Episcopal preacher Sarah Dylan Breuer, who blogs over at Sarah Laughed, has suggested this list of core beliefs to remind both factions of our divided communion that our similarities in essential matters may outweigh our differences. The comments below her post offer worthwhile additions, mainly emphasizing human sin and the necessity for grace. Other commenters note with dismay that some liberal churches within ECUSA now reject the very idea of collective agreement on doctrine. Sarah’s list:
Jesus is Lord. Jesus and the God who created the universe are one.For what it’s worth, I hang my hat on the Nicene Creed and Romans chapters 6-8.
The Old and New Testaments were inspired by God, and are useful for teaching and Christian formation (a la 2 Timothy 3:16-17).
Jesus of Nazareth was an actual historical person who was born of Mary, gathered disciples and taught, healed, and confronted evil powers in ministry the first-century Roman province of Palestine, and was crucified under Pontius Pilate’s authority.
Jesus of Nazareth was and is the Christ of God.
The God of Israel raised Jesus of Nazareth from the dead. I know some Christians struggle with this, but I believe this was a bodily resurrection, and the tomb was empty (and John Dominic Crossan never persuaded me that there was no tomb).
Jesus’ disciples met the risen Jesus — some had visions, some corporeal encounters (though Jesus’ body was different in some ways — e.g., he didn’t seem to need doors to be opened or unlocked to get into a room), but in all cases reported in the New Testament it was Jesus they met.
I think the list of canonical books in the New Testament is a good one. There is no non-canonical gospel that I would have liked to see in the canon, and no book currently in the canon that I’d exclude if I could.
I believe that the kingdom of God was inaugurated in Jesus’ ministry, and that Jesus will come again to realize fully his work among us.

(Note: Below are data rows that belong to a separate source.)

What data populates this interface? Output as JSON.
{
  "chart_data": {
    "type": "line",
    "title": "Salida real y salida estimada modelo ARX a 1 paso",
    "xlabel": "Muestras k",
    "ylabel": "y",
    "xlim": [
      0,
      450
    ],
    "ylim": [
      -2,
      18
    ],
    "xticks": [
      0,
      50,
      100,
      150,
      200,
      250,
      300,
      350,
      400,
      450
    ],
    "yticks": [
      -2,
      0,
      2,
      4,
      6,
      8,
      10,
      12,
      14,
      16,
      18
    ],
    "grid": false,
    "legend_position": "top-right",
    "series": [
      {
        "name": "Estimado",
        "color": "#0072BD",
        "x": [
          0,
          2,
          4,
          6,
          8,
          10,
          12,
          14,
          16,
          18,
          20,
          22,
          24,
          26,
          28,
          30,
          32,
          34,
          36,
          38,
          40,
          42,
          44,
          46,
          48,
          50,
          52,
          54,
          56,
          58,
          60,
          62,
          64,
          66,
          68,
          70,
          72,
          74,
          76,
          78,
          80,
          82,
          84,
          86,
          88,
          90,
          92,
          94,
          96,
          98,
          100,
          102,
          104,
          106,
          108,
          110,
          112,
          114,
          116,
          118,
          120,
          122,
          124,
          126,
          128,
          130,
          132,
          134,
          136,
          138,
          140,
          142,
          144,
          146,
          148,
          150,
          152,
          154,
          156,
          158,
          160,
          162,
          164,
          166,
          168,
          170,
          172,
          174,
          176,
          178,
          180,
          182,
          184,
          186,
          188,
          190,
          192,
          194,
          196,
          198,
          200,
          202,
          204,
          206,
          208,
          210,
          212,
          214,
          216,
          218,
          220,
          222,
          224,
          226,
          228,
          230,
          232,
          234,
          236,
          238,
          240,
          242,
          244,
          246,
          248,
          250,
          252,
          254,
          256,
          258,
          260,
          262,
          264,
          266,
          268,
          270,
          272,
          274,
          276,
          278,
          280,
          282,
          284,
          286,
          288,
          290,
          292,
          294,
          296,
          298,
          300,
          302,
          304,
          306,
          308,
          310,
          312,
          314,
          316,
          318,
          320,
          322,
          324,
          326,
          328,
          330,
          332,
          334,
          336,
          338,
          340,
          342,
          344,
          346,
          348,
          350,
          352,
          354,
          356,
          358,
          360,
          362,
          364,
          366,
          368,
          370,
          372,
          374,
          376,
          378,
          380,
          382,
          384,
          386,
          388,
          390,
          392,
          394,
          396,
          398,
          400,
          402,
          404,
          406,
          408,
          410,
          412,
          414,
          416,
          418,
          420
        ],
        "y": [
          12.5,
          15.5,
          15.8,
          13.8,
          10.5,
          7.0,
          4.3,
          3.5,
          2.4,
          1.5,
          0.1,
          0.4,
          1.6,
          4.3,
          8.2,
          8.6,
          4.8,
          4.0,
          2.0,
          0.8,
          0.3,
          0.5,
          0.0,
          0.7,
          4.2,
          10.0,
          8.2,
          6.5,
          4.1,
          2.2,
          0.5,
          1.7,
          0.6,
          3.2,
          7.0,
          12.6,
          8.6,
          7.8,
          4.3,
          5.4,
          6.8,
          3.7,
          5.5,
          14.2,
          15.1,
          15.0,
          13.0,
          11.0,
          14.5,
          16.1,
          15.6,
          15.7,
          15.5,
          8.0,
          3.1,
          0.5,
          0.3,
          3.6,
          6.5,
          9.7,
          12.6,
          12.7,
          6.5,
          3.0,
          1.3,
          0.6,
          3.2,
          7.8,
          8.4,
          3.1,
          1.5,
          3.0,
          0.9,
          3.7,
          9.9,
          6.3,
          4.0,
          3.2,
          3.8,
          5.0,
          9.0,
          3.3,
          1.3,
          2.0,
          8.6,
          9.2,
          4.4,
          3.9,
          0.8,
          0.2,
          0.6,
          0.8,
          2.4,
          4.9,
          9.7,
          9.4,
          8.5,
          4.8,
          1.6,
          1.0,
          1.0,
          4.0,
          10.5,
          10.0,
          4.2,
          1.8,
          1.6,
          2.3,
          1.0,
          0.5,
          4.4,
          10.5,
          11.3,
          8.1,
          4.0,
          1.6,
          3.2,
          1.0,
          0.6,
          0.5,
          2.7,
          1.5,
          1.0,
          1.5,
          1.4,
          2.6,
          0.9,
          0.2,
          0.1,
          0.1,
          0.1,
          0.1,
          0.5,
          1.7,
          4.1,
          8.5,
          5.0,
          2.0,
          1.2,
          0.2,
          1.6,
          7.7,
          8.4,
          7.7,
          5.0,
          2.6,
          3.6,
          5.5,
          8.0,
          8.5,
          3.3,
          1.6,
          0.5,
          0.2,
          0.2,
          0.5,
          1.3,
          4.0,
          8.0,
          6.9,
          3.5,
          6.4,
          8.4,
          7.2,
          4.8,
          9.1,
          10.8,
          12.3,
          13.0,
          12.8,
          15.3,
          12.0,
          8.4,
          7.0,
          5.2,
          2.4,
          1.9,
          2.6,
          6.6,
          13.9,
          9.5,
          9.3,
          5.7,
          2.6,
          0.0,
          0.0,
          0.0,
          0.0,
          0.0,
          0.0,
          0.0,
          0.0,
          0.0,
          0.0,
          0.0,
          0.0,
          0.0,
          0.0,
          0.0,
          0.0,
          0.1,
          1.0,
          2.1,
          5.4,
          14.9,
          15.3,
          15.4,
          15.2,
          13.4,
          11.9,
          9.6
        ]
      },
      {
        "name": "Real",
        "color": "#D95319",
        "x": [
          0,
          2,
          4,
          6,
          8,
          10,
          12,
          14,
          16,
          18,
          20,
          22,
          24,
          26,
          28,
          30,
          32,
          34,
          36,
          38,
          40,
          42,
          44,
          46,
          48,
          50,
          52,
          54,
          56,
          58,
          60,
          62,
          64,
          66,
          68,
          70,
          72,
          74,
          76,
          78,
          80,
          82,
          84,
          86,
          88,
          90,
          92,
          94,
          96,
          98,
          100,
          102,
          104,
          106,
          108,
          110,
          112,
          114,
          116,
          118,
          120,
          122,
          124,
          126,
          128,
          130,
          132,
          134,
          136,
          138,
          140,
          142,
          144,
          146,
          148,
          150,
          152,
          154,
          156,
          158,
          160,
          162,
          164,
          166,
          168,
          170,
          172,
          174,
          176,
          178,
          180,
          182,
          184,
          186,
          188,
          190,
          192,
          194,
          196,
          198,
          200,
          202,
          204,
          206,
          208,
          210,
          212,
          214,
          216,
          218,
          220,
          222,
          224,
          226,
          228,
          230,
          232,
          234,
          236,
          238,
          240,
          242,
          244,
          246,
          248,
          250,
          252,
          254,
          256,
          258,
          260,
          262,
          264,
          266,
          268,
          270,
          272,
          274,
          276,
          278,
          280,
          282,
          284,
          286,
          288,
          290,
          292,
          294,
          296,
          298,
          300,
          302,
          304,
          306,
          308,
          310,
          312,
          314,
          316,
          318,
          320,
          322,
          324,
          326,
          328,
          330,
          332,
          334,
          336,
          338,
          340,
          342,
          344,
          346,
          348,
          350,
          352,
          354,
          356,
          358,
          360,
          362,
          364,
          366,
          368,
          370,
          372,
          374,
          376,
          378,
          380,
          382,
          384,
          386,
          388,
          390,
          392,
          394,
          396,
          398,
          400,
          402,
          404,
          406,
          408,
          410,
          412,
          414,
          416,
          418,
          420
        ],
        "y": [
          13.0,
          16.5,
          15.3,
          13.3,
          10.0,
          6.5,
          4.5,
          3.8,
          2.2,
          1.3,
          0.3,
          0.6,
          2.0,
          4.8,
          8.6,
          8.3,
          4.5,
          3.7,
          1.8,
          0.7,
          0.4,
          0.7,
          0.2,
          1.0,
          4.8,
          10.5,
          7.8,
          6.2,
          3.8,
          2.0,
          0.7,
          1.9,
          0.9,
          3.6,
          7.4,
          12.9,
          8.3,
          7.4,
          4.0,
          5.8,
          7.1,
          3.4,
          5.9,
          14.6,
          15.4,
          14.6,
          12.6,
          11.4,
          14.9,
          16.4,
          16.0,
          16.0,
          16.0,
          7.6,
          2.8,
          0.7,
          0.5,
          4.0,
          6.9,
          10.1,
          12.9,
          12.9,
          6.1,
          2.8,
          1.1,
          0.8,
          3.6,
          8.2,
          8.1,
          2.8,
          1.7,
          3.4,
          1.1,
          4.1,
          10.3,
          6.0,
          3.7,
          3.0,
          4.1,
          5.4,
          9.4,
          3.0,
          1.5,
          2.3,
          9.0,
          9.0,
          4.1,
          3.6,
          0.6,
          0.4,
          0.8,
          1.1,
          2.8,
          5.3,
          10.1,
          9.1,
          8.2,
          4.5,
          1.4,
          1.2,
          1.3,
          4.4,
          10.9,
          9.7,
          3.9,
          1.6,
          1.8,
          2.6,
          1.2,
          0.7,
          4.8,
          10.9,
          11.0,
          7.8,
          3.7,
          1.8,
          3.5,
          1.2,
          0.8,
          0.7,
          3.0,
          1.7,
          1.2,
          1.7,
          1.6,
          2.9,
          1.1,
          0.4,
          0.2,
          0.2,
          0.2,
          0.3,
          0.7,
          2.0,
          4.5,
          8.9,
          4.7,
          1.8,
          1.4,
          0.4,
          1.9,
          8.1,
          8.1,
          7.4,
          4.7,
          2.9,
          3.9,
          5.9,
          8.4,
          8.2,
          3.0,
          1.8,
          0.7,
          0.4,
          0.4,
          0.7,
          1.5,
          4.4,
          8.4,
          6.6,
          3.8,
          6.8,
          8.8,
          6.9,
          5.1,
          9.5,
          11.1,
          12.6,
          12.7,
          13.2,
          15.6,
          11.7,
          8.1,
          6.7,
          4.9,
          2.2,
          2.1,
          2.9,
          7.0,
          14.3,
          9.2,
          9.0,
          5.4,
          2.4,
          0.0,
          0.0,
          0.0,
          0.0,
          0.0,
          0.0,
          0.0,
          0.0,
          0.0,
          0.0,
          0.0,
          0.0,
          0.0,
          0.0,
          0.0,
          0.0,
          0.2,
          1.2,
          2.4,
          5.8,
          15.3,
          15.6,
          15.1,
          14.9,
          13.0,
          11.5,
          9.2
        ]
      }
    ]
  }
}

I believe that the God of Israel has chosen Jesus, the Christ, as judge of the nations.
I believe that Jesus is really present in the sacrament of the Eucharist.
I believe that Jesus is really present wherever people gather in his name.
Whatever our list of essentials, we have to decide when it is worth splitting the church over differences in interpretation. Are we all worshipping and loving the same Lord as revealed in Jesus? Then maybe this marriage can be saved. But if some of us define Jesus as “God incarnate who died for our sins” and others define him as “a good role model in a world where we must save ourselves through good works,” then the whole project may become too incoherent for us to pursue it under the same roof. The gay/straight division has become a proxy for so many deeper theological divisions that it does not correlate with at all — perhaps because fallen human beings would rather fight about morality than come together in our need for grace.